The cost was given in Euros that equated to approximately $12,140 but would be about $10,200 if we could avoid the tax..

            This was presented to the members of the Executive Committee who attended the reunion and also included representatives from other Outposts who did not have the Committee member in attendance.  Basically all agreed we should look into the possibility of setting up monument. Also we should use the

least amount of copy to keep costs low.

            The designs were placed on a board and presented to the members at the general meeting.  A show of hands showed there was some support, but others wanted more information and lower costs.

             There was an article in the September/October Reunion issue of the

Lightning Bolt asking members to give their opinion if we should pursue this

memorial. While the total response was small, as all votes and responses, 90% thought we should pursue erecting a memorial. This would be erected in Patch Barracks – Headquarters U.S. Army Europe – outside Stuttgart. 

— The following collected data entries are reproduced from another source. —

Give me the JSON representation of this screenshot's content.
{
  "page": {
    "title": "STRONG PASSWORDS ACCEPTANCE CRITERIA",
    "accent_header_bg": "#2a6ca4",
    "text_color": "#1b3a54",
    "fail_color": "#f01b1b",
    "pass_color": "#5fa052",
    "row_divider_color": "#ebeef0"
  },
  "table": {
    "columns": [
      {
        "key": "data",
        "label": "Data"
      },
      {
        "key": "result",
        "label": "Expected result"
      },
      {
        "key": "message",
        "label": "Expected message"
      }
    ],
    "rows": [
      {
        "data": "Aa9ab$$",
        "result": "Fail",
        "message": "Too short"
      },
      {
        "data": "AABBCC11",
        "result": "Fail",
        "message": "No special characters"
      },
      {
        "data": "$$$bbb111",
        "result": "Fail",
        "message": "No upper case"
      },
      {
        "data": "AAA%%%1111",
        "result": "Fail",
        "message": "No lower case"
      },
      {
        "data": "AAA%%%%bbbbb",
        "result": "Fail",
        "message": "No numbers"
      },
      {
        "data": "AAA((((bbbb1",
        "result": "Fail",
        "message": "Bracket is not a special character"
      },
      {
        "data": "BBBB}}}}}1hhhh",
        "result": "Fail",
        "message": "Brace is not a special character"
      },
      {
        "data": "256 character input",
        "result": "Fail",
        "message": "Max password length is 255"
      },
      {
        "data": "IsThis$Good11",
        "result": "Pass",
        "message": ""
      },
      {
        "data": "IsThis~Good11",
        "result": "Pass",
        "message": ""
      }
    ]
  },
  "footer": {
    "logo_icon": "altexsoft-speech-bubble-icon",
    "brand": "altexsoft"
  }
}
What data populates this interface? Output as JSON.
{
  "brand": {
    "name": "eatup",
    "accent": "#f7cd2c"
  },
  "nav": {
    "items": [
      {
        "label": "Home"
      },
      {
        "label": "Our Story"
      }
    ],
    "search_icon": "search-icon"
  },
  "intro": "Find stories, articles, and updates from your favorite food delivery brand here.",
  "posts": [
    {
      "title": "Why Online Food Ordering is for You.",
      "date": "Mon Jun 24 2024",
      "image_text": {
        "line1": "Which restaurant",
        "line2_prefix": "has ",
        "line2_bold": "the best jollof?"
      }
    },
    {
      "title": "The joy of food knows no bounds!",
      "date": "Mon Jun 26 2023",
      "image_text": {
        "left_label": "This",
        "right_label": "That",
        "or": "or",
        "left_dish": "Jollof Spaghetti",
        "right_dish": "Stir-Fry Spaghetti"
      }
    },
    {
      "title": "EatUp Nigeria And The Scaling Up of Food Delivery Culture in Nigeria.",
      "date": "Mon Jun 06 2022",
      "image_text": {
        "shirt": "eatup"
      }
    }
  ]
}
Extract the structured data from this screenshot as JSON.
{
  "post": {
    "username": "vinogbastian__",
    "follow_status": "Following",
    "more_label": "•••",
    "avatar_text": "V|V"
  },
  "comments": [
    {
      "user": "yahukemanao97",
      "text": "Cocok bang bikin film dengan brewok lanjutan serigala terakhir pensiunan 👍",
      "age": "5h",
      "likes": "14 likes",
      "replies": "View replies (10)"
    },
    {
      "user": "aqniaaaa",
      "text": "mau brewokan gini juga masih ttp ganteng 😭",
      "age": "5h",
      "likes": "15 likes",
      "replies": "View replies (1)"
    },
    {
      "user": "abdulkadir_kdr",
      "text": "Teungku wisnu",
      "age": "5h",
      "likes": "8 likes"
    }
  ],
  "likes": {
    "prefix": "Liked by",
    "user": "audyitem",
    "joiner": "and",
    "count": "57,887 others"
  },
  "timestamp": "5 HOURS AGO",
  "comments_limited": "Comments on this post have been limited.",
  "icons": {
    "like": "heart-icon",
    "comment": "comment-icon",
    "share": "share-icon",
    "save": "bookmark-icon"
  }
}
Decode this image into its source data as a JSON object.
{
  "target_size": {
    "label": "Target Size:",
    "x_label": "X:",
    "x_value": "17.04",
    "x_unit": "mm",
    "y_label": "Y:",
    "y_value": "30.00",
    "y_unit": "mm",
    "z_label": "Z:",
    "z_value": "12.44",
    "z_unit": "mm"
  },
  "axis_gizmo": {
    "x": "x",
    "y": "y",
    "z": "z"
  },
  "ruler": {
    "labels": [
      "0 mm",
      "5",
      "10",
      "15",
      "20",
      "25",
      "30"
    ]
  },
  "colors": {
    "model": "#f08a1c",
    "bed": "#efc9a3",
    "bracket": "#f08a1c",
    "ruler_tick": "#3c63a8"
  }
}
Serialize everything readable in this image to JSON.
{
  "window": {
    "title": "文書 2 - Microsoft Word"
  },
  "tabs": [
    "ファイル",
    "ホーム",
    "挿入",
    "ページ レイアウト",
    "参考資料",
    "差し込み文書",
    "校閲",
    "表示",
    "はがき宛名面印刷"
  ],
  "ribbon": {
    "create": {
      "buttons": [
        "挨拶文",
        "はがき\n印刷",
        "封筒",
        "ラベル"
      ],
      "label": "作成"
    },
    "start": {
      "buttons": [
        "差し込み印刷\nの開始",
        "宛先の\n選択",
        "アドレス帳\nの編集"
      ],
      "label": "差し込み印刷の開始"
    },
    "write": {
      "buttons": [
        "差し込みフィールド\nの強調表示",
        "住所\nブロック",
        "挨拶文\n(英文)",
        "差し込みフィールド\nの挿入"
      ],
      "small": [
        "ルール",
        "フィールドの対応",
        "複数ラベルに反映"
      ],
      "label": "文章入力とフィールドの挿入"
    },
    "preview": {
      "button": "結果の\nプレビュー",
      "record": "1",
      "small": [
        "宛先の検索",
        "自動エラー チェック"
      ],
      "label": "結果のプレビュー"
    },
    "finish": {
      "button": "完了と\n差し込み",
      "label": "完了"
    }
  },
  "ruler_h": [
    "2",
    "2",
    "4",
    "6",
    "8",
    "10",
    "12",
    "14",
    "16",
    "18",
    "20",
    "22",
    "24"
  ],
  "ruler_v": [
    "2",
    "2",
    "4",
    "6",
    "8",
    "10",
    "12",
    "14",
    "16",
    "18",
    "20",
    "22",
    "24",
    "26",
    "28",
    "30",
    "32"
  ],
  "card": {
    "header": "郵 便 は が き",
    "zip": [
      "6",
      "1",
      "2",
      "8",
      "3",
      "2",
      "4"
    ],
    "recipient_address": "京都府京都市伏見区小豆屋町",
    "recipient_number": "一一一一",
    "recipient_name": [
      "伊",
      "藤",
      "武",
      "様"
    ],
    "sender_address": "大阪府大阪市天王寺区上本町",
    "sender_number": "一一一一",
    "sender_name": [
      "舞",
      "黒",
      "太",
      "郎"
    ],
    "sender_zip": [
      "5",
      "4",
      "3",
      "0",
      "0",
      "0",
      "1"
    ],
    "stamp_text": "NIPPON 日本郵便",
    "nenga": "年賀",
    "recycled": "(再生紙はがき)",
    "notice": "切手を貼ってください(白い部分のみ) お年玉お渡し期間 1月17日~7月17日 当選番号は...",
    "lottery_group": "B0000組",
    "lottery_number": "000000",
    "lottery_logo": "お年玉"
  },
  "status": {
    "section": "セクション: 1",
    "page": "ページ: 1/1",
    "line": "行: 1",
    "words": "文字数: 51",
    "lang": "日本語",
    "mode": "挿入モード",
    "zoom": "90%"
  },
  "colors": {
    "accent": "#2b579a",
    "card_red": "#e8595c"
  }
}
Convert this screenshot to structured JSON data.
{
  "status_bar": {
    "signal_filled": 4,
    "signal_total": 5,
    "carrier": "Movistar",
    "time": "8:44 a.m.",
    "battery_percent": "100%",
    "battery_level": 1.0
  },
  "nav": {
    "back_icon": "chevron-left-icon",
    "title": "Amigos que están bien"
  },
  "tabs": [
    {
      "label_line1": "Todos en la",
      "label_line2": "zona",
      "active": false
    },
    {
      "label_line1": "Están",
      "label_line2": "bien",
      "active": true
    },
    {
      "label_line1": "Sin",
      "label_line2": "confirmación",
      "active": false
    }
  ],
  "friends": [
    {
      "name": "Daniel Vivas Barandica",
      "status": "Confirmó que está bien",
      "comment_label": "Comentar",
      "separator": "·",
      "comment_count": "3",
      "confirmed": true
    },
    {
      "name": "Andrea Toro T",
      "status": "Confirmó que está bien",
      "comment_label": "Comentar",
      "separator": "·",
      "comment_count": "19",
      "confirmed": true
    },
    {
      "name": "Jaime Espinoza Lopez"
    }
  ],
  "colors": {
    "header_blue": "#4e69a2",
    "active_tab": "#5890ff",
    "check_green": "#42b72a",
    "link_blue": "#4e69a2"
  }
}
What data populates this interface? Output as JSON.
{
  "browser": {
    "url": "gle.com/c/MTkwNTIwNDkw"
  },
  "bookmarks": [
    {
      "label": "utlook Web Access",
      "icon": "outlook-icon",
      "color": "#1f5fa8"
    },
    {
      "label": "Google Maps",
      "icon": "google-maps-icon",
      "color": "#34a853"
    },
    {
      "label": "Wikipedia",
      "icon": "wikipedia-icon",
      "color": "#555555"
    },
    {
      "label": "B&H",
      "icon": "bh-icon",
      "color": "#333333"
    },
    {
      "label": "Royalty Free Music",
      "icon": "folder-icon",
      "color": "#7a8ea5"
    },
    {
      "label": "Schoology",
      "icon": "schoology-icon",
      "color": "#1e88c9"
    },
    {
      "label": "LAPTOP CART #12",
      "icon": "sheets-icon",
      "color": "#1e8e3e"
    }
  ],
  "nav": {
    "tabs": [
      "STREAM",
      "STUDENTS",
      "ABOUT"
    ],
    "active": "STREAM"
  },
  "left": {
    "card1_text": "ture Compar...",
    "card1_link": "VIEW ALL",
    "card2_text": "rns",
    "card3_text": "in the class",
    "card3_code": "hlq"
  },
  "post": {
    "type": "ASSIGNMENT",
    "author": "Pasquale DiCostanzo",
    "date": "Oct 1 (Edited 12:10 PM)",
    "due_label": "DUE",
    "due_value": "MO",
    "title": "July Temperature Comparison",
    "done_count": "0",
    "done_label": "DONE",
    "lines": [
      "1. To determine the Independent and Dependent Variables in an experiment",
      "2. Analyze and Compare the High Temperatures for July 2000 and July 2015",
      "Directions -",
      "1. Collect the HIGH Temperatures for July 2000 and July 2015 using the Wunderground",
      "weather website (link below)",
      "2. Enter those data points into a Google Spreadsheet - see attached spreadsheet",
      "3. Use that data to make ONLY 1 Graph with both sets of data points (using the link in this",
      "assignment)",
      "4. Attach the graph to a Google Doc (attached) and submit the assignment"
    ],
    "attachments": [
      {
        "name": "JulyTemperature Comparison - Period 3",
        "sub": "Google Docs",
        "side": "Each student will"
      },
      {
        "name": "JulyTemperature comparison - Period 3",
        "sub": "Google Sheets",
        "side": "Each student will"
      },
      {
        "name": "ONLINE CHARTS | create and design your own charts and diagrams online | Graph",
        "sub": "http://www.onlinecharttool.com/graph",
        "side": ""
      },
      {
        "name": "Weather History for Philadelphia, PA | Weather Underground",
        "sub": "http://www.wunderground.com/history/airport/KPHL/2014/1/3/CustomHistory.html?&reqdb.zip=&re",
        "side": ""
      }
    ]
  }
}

            The monument (see words on design) would be in keeping with paragraph 1.2 of our bylaws that reads: “The purpose of the Association is to promote a spirit of camaraderie, fellowship and brotherhood among the members and their spouses and to keep alive the spirit and history of the United States Constabulary.” – If you have watched Judge Judy - she might say, “Perfect.”

            The design was simplified using the least amount of words. The design was sent to Colonel Jones for a ‘final’ estimate. A copy of that estimate is attached along with a translation of the German terms.  The design of the memorial is also attached.  While there are ‘suggested’ dimensions shown on the drawing, I left it to the stone cutter to determine the necessary size of the stone to ensure proper space for the copy illustrated.

            Again the costs are given in Euros. As of January 26 the value of the Euro is:  1 Euro  =  $1. 47.  So that there is no misunderstanding, the rate on the day the money is paid will be the rate used to determine the amount in dollars.

            The current estimate is less than the original estimate – in euros. However, the exchange rate does not permit a similar reduction when converted to dollars.

                                                                      Euros                             Dollars $$$

The Stone: 100 CM X 45 CM X 50 CM       1950.00                                2866.50  

 (2.5 CM = 1”)  40” X  18”  X  20”

Ornament (Carved insignia)                               520.00                                 764.40

Bronze Plate (W/ copy)                                   2000.00                               2940.00

Net Amount                                                     4,470.00                              6570.90   

+ 19% Tax  (Payment maybe avoided)                849.30                              1248.47 

GRAND TOTAL                                             5,319.30                        $  7819.37  


You are reminded that there is $10,000 +/- in the museum fund that was never really required as memorabilia donated becomes the property of the U.S. Army

and required no support from the association. That money is therefore available for this memorial for the Constabulary.